Beneficiary and trustee are two terms that are often used interchangeably. This is not a good practice because the two words have different meanings and each of them has a role to play in a trust. Let us look at their similarities and differences.
|A person who gets the benefit of a trust, will, or donation.||A person who controls and manages assets for a third-party.|
|Receives advantages in the form of assets, property, or money.||Doesn’t receive the advantage, but has power until they no longer can fill the role.|
The beneficiary is the person who gets the benefits of the trust. The trustee is the person appointed by the settlor to act as the custodian of the trust.
Both these words have a legal meaning and are used to refer to someone or something that receives something from another person or thing. Both these words have legal definitions and do not have any meaning other than their legal definitions.
Difference Between Beneficiary and Trustee
A beneficiary is a person who receives the trust property from the trustee, while a trustee is a person who manages the trust property. A beneficiary gets the trust property, while a trustee administers the trust. The trust beneficiary and the trust beneficiary’s property are different things.

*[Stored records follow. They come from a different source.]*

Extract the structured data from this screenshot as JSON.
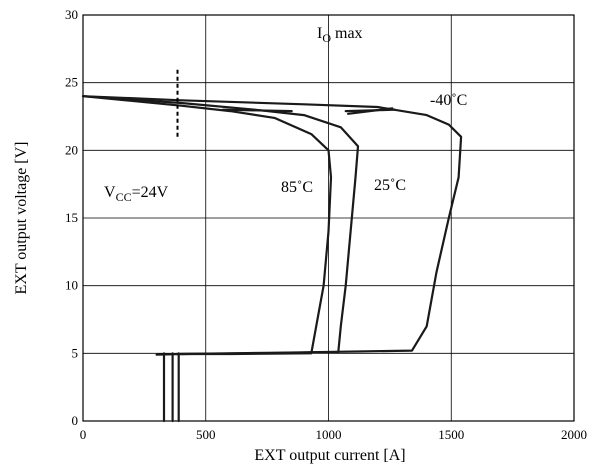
{
  "chart_data": {
    "type": "line",
    "title": "",
    "xlabel": "EXT output current [A]",
    "ylabel": "EXT output voltage [V]",
    "xlim": [
      0,
      2000
    ],
    "ylim": [
      0,
      30
    ],
    "x_ticks": [
      0,
      500,
      1000,
      1500,
      2000
    ],
    "y_ticks": [
      0,
      5,
      10,
      15,
      20,
      25,
      30
    ],
    "grid": true,
    "x_tick_labels": [
      "0",
      "500",
      "1000",
      "1500",
      "2000"
    ],
    "y_tick_labels": [
      "0",
      "5",
      "10",
      "15",
      "20",
      "25",
      "30"
    ],
    "annotations": {
      "io_max": {
        "main": "I",
        "sub": "O",
        "rest": " max"
      },
      "vcc": {
        "main": "V",
        "sub": "CC",
        "rest": "=24V"
      }
    },
    "marker_line": {
      "x": 385,
      "y_from": 21,
      "y_to": 26
    },
    "series": [
      {
        "name": "-40˚C",
        "points": [
          [
            0,
            24
          ],
          [
            400,
            23.7
          ],
          [
            900,
            23.4
          ],
          [
            1200,
            23.2
          ],
          [
            1400,
            22.6
          ],
          [
            1490,
            21.9
          ],
          [
            1540,
            21
          ],
          [
            1530,
            18
          ],
          [
            1490,
            15
          ],
          [
            1440,
            11
          ],
          [
            1400,
            7
          ],
          [
            1340,
            5.2
          ],
          [
            800,
            5.05
          ],
          [
            400,
            4.95
          ],
          [
            300,
            4.9
          ]
        ]
      },
      {
        "name": "25˚C",
        "points": [
          [
            0,
            24
          ],
          [
            400,
            23.5
          ],
          [
            700,
            23.0
          ],
          [
            900,
            22.6
          ],
          [
            1050,
            21.7
          ],
          [
            1120,
            20.3
          ],
          [
            1110,
            18
          ],
          [
            1090,
            14
          ],
          [
            1070,
            10
          ],
          [
            1050,
            7
          ],
          [
            1040,
            5.1
          ],
          [
            700,
            5.0
          ],
          [
            400,
            4.95
          ]
        ]
      },
      {
        "name": "85˚C",
        "points": [
          [
            0,
            24
          ],
          [
            400,
            23.3
          ],
          [
            600,
            22.9
          ],
          [
            780,
            22.4
          ],
          [
            930,
            21.2
          ],
          [
            1000,
            20
          ],
          [
            1010,
            18
          ],
          [
            1000,
            14
          ],
          [
            980,
            10
          ],
          [
            950,
            7
          ],
          [
            930,
            5.0
          ],
          [
            600,
            4.95
          ],
          [
            380,
            4.95
          ]
        ]
      }
    ],
    "extra_segments": [
      {
        "points": [
          [
            570,
            23.0
          ],
          [
            850,
            22.9
          ]
        ]
      },
      {
        "points": [
          [
            1070,
            22.9
          ],
          [
            1270,
            23.0
          ]
        ]
      },
      {
        "points": [
          [
            1260,
            23.1
          ],
          [
            1080,
            22.7
          ]
        ]
      }
    ],
    "bottom_drops": [
      {
        "points": [
          [
            330,
            5
          ],
          [
            330,
            0
          ]
        ]
      },
      {
        "points": [
          [
            365,
            5
          ],
          [
            365,
            0
          ]
        ]
      },
      {
        "points": [
          [
            390,
            5
          ],
          [
            390,
            0
          ]
        ]
      }
    ]
  }
}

Trustee and beneficiary are also used in different contexts. A trustee can also be referred to as a manager of the trust property or as a manager of some of its assets.
A business owner can be either an employee or an independent contractor. As an employee, you are entitled to receive certain benefits such as medical insurance and life insurance under your employment contract.
You are entitled to receive income from your employer as salary for your work and also to participate in a profit-sharing plan, bonus plan, etc. You can use your name for such benefits that you have received from your employer as a “beneficiary”.
However, you will not be able to use your name when you have received other benefits from the business owner because these benefits have been received from the “trustee”.